The North exhibited its characteristic measure of greatness by taking Sherman's “march from the mountains to the seas” as the greatest military exploit of modern times. It fitted the Northern idea of magnitude. It was, of course, “the Great March,” as everything the North admired, from a patent-machine to an army, was “the great.” But it is difficult for a sober historian to find in the easy marches of Sherman through Georgia, any great military merit, or to discover in the excessively vulgar character of this commander any of the elements of the hero. Where there is nothing to oppose an army, the mere accomplishment of distances is no great wonder or glory. From the time Sherman left Gaylesville to the day he encountered the lines around Savannah, he never had a thousand men on his front to dispute his advance; he had nothing to threaten his rear beyond a .few bodies of Confederate horse; he moved through a country so full of supplies that his own commissariat was scarcely taxed to subsist his army; he himself telegraphed to Washington: “Our march was most agreeable,” and compared it to “a pleasure-trip.” And yet this pleasant excursion the North insisted upon amplifying as a great military exploit, to be compared with Napoleon's march to Moscow, and other splendid adventures of invasion, while the chief excursionist was raised to the dignity of a hero.

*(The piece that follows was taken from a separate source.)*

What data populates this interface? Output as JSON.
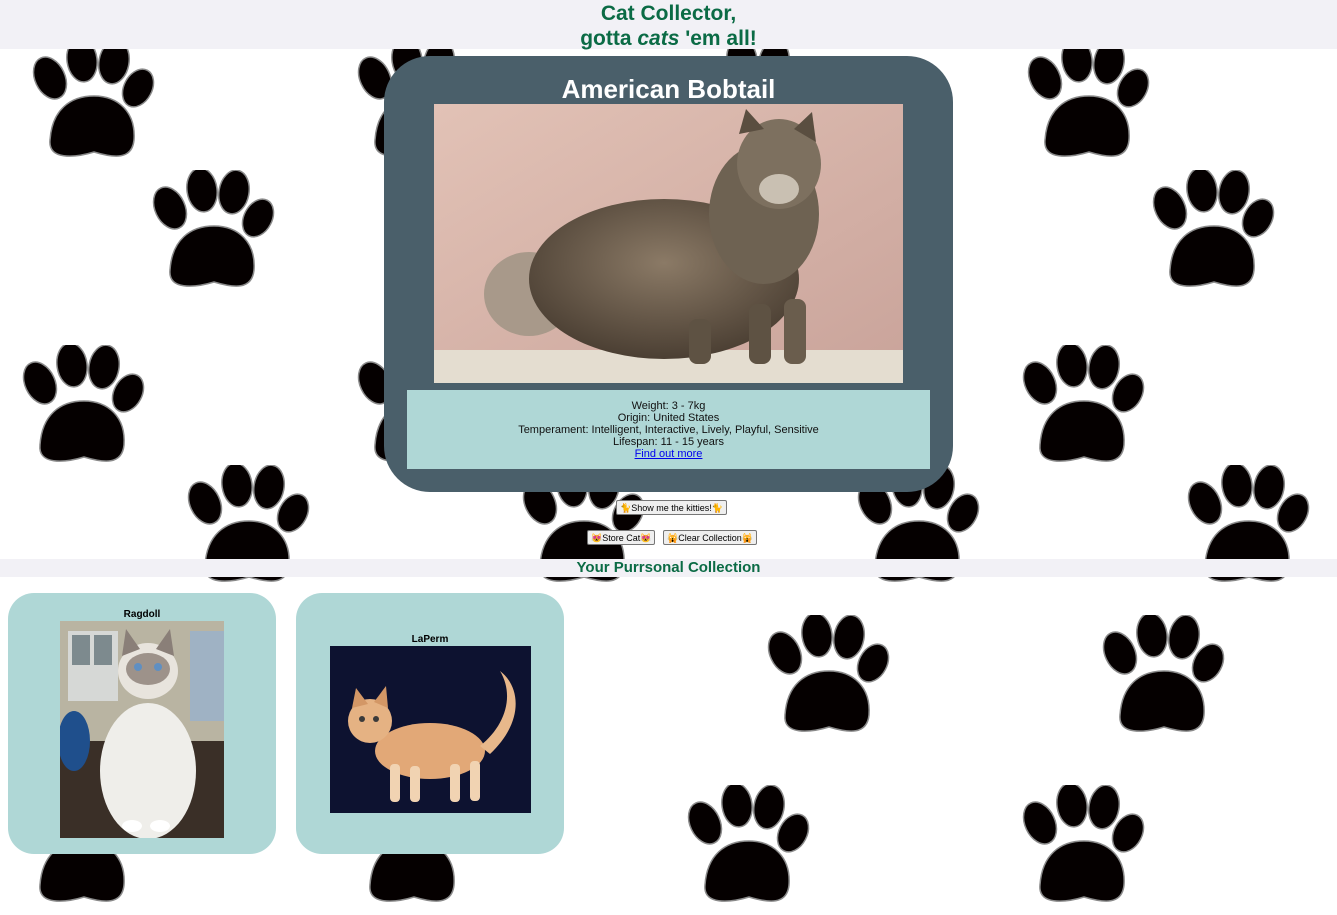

Sherman is an example of the reputation achieved in the North by intrepid charlatanism and self-assertion. He had elements of Northern popularity outside of the severe circle of military accomplishments. His swagger was almost irresistible; he wrote slang phrases in his official despatches; his style was a flash Fourth-of-July tangled oratory, that never fails to bring down the applause of a Northern mob. It is the office of history to reduce the reputations of the gazette. The man who is now known in Northern newspapers as a hero of the war and luminary of the military age will scarcely be known in future and just history, further than as the man who depopulated and destroyed Atlanta, essayed a new code of cruelty in war, marched so many miles, achieved much bad notoriety, and ended with a professional fame mediocre and insignificant, holding a place no longer conspicuous in the permanent records of the time.